Doppelmoral?

Bier statt Joint: Markus Söder sorgt mit Volksfest-Tweet für Empörung

7.3.2023, 10:48 Uhr

Bier, Brezen und Bayerns Ministerpräsident © IMAGO/Frank Hoermann / SVEN SIMON

Ganz in bayrischer Tradition zeigt sich Ministerpräsident Markus Söder gerne mit einer Maß Bier in der Hand. Am Donnerstag ließ er sich zum Start in die Burgauer Starkbier-Saison blicken und die Twitter-Gemeinde daran teilhaben. In seinem Post lobt Söder die "tolle Fastenpredigt, großartige Musik und super Stimmung". Dazu Fotos mit Söder, wie er der Kamera zuprostet.

Werbung
Werbung

Beim Gedanken an Söders Anti-Haltung zu Cannabis - und Drogen im Allgemeinen - sorgen diese Bilder für Verwirrung bei den Twitter-Usern. Unter dem Tweet kritisieren sie, der Ministerpräsident lebe die Doppelmoral. Denn einerseits spricht er sich gegen die Cannabis-Legalisierung aus, andererseits lasse er kein Maß Bier aus. Mehrmals posten User ein Foto des mit einem Maßkrug zuprostenden Söders mit der ironischen Aufschrift "Wir sagen Nein zu Drogen".

Gesundheitliche Risiken

Ein User verweist Söder auf das Gesundheitsministerium und hängt einen Screenshot von deren Website an, die 280.000 Alkoholabhängige in Bayern zählt. Viele Menschen kommen in den Kommentaren auch auf die zahlreichen Toten, die auf Alkoholmissbrauch zurückzuführen sind, zu sprechen. Laut des Bundesgesundheitsministeriums sterben jedes Jahr etwa 74.000 Menschen an den Folgen ihres Alkoholkonsums. Dieser verursache neben Krebs, Organschädigungen und Herz-Kreislauf-Erkrankungen auch zahlreiche Unfälle.

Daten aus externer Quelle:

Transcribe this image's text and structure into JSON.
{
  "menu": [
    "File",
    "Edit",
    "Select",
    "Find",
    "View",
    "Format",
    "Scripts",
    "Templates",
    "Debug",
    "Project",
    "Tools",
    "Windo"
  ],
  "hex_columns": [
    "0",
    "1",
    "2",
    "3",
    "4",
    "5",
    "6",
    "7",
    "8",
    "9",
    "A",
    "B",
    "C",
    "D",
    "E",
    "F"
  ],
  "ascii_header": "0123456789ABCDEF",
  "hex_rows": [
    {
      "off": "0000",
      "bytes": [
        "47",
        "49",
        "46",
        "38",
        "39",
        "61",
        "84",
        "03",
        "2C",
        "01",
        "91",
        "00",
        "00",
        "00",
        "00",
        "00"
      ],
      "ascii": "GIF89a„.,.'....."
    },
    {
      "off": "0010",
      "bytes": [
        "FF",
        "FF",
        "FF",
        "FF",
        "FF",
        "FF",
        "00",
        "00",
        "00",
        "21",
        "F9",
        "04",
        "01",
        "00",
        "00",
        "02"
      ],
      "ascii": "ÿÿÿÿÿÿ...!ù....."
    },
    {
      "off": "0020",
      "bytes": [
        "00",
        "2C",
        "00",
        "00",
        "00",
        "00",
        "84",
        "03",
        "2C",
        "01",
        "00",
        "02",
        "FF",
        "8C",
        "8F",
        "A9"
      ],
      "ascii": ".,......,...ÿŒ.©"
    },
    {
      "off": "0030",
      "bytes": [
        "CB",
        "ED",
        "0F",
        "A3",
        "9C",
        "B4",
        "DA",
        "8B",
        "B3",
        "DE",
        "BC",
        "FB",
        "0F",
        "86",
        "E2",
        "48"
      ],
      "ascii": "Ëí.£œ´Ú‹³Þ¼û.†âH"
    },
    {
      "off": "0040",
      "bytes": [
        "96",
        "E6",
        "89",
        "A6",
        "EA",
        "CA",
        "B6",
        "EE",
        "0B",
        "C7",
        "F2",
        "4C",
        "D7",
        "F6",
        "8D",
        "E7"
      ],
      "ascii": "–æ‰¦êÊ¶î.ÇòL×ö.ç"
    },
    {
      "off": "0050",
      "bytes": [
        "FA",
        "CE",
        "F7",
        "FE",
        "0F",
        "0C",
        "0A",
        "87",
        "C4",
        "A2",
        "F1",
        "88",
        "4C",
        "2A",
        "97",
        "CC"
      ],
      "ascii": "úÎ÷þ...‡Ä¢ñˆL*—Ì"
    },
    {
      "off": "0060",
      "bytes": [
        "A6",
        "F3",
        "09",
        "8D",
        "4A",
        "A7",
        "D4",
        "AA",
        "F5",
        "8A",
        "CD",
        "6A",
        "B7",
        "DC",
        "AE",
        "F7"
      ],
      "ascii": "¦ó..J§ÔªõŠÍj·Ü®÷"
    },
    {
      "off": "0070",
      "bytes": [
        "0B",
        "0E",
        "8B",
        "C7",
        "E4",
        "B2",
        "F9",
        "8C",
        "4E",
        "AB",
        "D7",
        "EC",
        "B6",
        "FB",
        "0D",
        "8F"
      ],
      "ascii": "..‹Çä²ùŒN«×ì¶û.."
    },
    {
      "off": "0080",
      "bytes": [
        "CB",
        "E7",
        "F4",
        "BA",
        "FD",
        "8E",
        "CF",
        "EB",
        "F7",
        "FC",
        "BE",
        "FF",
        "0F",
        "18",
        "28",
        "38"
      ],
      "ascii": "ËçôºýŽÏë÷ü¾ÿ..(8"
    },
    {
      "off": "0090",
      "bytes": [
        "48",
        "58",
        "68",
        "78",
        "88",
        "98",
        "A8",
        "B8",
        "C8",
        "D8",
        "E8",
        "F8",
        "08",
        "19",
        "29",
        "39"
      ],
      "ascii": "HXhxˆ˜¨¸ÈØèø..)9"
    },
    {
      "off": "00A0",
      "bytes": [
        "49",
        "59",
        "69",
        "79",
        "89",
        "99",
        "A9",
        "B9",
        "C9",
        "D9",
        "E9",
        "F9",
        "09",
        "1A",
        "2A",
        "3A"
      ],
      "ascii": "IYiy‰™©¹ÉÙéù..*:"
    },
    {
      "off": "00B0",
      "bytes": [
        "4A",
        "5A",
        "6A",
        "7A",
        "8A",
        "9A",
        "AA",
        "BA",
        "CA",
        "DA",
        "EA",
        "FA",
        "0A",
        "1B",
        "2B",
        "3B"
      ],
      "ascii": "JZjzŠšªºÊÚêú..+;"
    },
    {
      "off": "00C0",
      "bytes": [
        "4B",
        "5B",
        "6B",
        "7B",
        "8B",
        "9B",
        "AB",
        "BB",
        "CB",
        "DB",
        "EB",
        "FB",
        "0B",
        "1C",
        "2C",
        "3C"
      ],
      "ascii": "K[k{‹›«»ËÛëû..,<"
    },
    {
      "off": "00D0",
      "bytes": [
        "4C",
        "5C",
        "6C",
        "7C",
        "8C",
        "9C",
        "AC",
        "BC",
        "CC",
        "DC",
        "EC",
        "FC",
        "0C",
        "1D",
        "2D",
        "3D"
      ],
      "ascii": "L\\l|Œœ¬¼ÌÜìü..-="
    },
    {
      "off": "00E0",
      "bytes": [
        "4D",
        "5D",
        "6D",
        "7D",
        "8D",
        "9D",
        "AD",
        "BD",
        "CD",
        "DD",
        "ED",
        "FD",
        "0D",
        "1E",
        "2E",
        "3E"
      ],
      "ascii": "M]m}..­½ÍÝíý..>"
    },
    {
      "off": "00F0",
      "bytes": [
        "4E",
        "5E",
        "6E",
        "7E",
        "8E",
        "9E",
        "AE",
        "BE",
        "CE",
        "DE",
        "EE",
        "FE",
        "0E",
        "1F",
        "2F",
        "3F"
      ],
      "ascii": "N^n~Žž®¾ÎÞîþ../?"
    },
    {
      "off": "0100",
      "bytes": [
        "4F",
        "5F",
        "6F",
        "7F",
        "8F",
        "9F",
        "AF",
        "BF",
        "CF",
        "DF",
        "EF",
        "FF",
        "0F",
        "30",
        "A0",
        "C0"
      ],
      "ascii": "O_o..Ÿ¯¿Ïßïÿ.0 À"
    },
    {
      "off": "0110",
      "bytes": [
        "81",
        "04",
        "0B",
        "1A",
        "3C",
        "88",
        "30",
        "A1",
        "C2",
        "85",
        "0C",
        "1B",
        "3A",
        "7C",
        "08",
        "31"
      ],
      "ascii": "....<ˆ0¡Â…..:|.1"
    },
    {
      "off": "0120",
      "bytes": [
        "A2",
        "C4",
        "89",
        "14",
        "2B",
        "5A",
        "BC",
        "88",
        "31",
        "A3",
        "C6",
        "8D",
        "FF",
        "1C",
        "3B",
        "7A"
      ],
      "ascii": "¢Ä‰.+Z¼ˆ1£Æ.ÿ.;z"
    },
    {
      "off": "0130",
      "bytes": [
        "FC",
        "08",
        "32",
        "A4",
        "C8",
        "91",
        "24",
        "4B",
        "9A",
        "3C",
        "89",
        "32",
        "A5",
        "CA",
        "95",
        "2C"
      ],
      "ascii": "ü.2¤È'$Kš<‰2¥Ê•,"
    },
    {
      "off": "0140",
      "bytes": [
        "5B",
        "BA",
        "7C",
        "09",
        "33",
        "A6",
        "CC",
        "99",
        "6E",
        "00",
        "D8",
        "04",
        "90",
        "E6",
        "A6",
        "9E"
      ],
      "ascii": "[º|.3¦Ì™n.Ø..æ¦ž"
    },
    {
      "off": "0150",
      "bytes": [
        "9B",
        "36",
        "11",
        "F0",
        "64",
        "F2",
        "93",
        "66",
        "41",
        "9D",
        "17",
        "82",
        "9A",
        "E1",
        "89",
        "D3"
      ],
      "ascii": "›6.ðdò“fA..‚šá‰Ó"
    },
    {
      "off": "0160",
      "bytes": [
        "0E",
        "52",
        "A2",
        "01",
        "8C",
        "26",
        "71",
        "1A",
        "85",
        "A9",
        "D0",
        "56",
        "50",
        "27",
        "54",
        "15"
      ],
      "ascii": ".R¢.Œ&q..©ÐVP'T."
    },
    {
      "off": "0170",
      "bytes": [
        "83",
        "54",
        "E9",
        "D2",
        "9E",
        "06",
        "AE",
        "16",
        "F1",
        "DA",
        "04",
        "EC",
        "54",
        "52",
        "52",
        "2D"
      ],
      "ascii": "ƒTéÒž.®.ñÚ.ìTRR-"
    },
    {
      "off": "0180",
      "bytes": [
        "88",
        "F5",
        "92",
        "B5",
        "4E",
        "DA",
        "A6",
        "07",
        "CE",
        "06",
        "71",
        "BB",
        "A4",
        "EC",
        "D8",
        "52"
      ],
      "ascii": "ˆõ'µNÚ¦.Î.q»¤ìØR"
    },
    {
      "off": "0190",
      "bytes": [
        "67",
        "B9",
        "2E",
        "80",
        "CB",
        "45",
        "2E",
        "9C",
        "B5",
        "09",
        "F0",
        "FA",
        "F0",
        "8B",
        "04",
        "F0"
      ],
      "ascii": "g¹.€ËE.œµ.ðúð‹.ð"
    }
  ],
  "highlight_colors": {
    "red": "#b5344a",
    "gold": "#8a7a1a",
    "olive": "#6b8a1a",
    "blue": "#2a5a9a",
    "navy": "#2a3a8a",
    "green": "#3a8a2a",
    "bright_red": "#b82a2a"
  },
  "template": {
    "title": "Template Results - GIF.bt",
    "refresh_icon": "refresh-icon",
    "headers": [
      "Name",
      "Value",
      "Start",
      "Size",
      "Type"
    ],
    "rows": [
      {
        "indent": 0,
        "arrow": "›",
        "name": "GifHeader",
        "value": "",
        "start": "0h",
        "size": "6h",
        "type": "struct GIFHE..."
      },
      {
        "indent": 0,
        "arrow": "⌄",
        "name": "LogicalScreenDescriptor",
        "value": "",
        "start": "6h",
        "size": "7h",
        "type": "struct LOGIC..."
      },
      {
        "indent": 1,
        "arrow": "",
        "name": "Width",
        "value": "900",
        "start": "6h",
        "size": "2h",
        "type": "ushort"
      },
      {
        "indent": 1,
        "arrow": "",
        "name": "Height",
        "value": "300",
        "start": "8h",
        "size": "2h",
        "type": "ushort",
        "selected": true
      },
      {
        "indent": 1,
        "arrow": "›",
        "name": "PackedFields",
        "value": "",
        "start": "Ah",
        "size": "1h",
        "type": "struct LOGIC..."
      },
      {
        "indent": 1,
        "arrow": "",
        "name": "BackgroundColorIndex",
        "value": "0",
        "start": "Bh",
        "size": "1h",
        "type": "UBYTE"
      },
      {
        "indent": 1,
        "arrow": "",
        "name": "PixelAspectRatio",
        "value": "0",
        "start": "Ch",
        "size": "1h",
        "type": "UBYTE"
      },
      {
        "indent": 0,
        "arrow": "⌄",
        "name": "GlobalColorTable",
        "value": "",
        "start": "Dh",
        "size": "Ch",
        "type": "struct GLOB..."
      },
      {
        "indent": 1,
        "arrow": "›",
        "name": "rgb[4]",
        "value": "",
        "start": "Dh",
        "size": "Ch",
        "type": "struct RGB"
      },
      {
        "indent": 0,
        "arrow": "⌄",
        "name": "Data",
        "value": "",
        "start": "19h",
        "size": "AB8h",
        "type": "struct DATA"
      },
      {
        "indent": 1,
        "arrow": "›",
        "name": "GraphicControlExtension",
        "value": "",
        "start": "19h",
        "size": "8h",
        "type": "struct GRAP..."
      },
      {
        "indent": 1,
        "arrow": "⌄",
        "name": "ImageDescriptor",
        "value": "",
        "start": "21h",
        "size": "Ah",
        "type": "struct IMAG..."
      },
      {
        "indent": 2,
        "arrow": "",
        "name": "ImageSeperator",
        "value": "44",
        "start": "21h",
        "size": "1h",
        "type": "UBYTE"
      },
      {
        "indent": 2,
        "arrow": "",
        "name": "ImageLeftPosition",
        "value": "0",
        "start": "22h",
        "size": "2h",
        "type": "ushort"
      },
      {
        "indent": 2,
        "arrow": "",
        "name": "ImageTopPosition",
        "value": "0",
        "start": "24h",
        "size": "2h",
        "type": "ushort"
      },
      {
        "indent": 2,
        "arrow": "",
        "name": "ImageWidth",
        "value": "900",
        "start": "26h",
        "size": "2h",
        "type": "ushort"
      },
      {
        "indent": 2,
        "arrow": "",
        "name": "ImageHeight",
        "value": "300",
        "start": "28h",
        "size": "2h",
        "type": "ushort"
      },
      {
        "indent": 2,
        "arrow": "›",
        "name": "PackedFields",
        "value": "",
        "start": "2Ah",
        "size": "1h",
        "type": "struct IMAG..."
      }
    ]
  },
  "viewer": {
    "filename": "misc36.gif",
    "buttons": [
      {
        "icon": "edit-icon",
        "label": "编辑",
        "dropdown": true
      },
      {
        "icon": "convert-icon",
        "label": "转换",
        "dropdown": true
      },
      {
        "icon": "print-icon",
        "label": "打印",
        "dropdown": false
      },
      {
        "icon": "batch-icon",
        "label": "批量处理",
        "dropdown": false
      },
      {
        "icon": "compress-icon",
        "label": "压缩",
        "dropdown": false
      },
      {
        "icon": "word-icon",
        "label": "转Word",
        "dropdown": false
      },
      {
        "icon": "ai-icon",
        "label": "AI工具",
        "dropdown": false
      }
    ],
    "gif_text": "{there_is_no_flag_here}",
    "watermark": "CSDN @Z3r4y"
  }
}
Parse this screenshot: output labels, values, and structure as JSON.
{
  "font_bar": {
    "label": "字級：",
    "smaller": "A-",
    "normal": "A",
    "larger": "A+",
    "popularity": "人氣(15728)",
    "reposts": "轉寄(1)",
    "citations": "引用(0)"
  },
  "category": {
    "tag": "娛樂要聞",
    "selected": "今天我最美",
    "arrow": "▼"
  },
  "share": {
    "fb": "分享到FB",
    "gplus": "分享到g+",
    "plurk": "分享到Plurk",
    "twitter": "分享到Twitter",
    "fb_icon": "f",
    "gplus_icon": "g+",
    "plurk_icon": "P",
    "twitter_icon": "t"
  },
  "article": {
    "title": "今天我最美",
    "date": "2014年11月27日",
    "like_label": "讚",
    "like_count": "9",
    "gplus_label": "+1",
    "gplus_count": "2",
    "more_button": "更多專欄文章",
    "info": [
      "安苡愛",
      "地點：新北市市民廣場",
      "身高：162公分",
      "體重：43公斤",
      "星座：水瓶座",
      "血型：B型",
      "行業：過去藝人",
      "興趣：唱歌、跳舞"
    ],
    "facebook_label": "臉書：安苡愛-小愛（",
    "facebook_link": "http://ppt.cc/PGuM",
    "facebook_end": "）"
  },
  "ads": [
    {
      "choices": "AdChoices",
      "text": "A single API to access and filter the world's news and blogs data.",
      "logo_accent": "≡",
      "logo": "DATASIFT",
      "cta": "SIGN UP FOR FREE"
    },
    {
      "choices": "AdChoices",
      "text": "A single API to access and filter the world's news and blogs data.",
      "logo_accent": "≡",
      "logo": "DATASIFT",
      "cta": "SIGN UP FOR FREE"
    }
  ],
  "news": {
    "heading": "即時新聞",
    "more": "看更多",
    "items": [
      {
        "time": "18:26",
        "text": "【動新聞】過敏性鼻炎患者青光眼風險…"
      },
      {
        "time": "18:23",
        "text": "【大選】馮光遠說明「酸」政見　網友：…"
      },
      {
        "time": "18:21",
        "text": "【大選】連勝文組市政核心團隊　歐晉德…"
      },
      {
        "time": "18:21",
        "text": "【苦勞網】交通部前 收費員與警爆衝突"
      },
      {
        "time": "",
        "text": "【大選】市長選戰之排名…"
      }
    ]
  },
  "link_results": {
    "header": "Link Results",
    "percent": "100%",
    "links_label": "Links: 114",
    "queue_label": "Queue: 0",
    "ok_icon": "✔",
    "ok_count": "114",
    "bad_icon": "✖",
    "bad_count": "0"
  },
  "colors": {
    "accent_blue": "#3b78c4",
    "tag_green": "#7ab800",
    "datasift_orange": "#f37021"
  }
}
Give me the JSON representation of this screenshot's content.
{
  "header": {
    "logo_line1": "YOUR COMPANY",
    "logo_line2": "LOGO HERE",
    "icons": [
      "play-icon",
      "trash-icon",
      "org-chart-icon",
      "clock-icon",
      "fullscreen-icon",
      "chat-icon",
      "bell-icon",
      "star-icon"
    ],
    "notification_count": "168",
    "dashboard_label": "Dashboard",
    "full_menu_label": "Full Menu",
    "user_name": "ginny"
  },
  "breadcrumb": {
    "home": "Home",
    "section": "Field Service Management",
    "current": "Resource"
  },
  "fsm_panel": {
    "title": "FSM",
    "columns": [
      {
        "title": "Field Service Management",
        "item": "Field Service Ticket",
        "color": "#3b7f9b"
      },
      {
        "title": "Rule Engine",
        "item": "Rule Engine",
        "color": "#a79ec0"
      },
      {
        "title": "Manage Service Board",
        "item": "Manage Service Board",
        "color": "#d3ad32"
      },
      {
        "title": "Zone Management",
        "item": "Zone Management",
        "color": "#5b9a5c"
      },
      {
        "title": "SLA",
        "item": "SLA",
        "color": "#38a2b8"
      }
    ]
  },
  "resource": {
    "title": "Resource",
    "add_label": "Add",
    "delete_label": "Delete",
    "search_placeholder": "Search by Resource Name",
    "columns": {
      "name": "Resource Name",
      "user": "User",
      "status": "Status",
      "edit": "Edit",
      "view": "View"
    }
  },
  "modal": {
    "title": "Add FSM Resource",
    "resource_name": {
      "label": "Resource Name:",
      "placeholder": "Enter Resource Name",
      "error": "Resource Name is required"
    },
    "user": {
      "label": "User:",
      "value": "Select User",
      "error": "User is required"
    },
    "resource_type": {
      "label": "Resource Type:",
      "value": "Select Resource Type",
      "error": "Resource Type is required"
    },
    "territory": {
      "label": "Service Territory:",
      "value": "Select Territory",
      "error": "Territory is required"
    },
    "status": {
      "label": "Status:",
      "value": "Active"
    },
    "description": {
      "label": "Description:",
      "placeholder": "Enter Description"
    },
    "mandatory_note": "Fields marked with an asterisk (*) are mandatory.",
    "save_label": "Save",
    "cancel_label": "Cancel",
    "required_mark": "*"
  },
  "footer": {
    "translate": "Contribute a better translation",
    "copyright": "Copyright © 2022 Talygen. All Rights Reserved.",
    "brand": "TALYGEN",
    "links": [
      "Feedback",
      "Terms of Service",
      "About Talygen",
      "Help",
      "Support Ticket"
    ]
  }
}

Cannabis ist laut Oliver Pogarell von der Klinik für Psychiatrie und Psychotherapie der Ludwig-Maximilians-Universität in München auch mit Vorsicht zu genießen. Das erklärt der Experte laut der Süddeutschen Zeitung bei einer Pressekonferenz im Gesundheitsministerium am Mittwoch. Nebenwirkungen wie Angst- und depressive Zustände seien möglich. Außerdem könne die Droge das Risiko für Schizophrenie erhöhen.

Todesfälle seien einer Dokumentation des Deutschen Bundestags zu gesundheitlichen Gefahren von Cannabis und anderen Drogen zufolge jedoch äußerst selten. In den Jahren 2019 und 2020 habe sie keine Todesfälle durch pflanzliches Cannabis und vier Todesfälle aufgrund von synthetischen Cannabinoiden erfasst.

Holetscheks Gutachten

Ein weiteres Kommentar unter Söders Post lobt ironisch die "charmante und ehrliche Drogenpolitik" und erwähnt den bayrischen Gesundheitsminister Klaus Holetschek. Dieser argumentierte am Mittwoch bei einer Pressekonferenz im Gesundheitsministerium, neben der Expertenmeinung von Oliver Pogarell, mit einem Gutachten, das sich gegen eine Cannabis-Legalisierung ausspricht und der deutschen Presse-Agentur vorliegt. Der Rechtswissenschaflter Bernhard Wegener von der FAU Erlangen erläutert darin, eine Cannabis-Legalisierung widerspreche dem Übereinkommen der UN zur Drogenbekämpfung. Ferner untersage bereits das EU-Recht den staatlichen Handel, Anbau und Verkauf von Cannabis zum privaten Genuss.

Eine Untersuchung der Strafrechtlerin und Kriminologin Masha Fedorova und ihrem Kollegen Piet Hein van Kempenaus von der Universität Nimwegen in den Niederlanden kommt jedoch zu einem anderen Schluss. Sie wird demnächst veröffentlicht, liegt aber bereits der Deutschen Presse-Agentur vor. Demnach stehe einer Cannabis-Legalisierung nichts im Wege, solange ihre positive Wirkung auf "die individuelle und öffentliche Gesundheit, die Sicherheit der Öffentlichkeit" und "die Verhinderung von Gewaltverbrechen" begründbar sei.